Trans-splicing of the C. elegans let-7 primary transcript developmentally regulates let-7 microRNA biogenesis and let-7 family microRNA activity

let-7 is a microRNA whose sequence and roles in developmental progression are conserved Generally, transcription of let-7 primary transcript (pri-let-7) occurs early in development, whilst processing of the mature let-7 microRNA arises during cellular differentiation. In C. elegans and other animals, the RNA binding protein LIN-28 post-transcriptionally inhibits let-7 biogenesis at early developmental stages, but the mechanisms by which LIN-28 does this are not fully understood.
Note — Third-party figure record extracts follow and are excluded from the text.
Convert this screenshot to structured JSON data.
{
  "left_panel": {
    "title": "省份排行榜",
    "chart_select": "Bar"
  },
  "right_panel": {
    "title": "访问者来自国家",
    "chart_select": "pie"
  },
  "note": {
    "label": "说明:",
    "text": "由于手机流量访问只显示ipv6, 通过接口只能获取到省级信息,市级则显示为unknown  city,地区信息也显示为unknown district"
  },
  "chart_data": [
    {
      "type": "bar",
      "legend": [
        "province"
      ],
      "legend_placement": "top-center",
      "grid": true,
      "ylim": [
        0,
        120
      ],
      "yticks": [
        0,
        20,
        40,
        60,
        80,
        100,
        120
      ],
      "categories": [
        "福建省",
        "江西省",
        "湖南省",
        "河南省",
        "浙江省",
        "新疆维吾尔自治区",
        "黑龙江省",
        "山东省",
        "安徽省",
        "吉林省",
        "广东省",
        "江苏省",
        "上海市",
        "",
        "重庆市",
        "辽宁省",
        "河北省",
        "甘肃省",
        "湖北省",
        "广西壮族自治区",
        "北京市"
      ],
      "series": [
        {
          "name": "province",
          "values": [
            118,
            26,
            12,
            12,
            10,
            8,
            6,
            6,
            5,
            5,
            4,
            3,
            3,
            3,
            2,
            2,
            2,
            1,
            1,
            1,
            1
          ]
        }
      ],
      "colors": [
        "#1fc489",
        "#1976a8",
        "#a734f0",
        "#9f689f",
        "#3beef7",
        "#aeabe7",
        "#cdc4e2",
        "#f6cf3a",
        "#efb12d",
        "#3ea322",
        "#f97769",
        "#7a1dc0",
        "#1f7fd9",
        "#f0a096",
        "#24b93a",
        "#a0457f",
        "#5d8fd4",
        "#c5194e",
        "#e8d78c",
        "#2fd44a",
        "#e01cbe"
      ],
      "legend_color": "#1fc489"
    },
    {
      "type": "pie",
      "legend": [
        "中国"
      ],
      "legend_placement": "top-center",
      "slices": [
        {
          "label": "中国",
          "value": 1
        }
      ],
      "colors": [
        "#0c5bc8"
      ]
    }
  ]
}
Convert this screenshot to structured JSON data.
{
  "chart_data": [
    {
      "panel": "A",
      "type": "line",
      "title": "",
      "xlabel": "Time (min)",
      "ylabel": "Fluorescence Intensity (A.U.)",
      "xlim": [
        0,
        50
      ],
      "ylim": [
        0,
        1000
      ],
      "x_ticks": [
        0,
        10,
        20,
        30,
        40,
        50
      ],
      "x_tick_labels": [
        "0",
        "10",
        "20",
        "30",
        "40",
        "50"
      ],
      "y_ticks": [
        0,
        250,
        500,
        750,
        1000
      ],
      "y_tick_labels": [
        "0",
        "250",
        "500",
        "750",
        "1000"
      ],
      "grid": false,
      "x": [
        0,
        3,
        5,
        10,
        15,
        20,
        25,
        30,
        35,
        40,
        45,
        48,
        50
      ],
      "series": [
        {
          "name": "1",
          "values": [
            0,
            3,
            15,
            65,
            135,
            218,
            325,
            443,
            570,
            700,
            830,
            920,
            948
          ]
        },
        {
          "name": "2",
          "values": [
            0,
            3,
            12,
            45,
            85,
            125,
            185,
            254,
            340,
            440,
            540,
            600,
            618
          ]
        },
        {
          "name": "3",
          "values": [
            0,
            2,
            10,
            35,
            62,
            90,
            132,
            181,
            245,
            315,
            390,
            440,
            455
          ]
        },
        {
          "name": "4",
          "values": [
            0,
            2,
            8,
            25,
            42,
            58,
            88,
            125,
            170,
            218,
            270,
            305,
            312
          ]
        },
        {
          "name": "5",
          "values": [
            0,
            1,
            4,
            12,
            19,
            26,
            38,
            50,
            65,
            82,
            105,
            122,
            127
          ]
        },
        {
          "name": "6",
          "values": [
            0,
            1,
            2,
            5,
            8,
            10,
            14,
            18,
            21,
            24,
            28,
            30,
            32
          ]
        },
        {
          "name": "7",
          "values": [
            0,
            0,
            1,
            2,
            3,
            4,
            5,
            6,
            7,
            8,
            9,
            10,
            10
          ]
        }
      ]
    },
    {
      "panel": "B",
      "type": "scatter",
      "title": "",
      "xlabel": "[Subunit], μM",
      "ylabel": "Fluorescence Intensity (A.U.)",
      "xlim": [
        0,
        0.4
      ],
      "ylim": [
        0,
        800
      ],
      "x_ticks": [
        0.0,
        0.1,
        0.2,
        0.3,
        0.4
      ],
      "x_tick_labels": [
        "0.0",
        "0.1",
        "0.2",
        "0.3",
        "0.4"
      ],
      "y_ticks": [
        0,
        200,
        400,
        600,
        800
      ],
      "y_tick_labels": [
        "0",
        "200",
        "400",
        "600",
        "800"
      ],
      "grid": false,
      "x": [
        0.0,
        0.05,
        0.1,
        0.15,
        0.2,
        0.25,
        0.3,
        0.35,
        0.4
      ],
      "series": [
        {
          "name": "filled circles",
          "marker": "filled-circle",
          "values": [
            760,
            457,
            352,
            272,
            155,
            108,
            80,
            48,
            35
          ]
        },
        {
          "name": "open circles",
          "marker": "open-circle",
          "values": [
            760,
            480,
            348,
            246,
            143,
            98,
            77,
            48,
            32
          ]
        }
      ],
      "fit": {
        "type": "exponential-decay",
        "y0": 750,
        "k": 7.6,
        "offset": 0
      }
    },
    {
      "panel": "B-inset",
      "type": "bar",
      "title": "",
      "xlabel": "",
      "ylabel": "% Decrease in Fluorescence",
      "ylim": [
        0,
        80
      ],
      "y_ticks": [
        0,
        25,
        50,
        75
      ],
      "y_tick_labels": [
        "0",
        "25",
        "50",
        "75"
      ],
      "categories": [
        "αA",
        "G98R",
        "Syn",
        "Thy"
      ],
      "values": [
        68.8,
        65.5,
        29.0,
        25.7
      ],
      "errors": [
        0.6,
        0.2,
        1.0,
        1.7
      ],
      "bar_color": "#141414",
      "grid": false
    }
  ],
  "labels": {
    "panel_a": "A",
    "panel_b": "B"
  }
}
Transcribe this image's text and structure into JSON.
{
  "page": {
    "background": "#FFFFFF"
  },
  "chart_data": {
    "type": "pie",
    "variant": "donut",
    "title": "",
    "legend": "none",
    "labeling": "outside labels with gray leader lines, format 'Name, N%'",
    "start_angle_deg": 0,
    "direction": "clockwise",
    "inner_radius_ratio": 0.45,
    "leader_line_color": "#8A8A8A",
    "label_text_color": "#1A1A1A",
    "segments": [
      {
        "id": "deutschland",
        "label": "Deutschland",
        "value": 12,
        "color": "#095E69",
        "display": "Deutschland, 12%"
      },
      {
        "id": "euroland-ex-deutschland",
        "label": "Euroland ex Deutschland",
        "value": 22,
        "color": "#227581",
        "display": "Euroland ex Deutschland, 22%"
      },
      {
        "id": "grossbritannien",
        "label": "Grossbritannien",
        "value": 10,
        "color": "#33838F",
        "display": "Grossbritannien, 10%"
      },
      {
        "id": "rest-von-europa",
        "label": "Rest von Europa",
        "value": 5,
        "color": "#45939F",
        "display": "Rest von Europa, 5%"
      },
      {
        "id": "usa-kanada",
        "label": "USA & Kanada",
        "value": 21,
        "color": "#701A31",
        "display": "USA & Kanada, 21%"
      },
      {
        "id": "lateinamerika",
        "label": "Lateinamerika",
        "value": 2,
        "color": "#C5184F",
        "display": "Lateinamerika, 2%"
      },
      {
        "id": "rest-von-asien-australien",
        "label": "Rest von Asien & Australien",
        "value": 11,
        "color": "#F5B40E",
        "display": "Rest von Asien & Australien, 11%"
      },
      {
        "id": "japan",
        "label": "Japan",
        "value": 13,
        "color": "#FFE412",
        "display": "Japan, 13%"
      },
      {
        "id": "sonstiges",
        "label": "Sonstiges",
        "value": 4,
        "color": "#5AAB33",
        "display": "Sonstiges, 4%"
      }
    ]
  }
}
Nor is it understood how the developmental regulation of let-7 might influence the expression or activities of other microRNAs of the same seed family. Here we show that pri-let-7 is trans-spliced to the SL1 splice leader downstream of the let-7 precursor stem-loop, producing a short, polyadenylated downstream mRNA, and that this trans-splicing event negatively impacts the biogenesis of mature let-7 microRNA in cis. Moreover, this trans-spliced mRNA contains sequences complementary to multiple the let-7 seed family (let-7fam) and negatively regulates let-7fam function in trans. Thus, this study provides evidence for a mechanism by which splicing of a microRNA primary transcript can negatively regulate said microRNA in cis as well as other microRNAs in trans.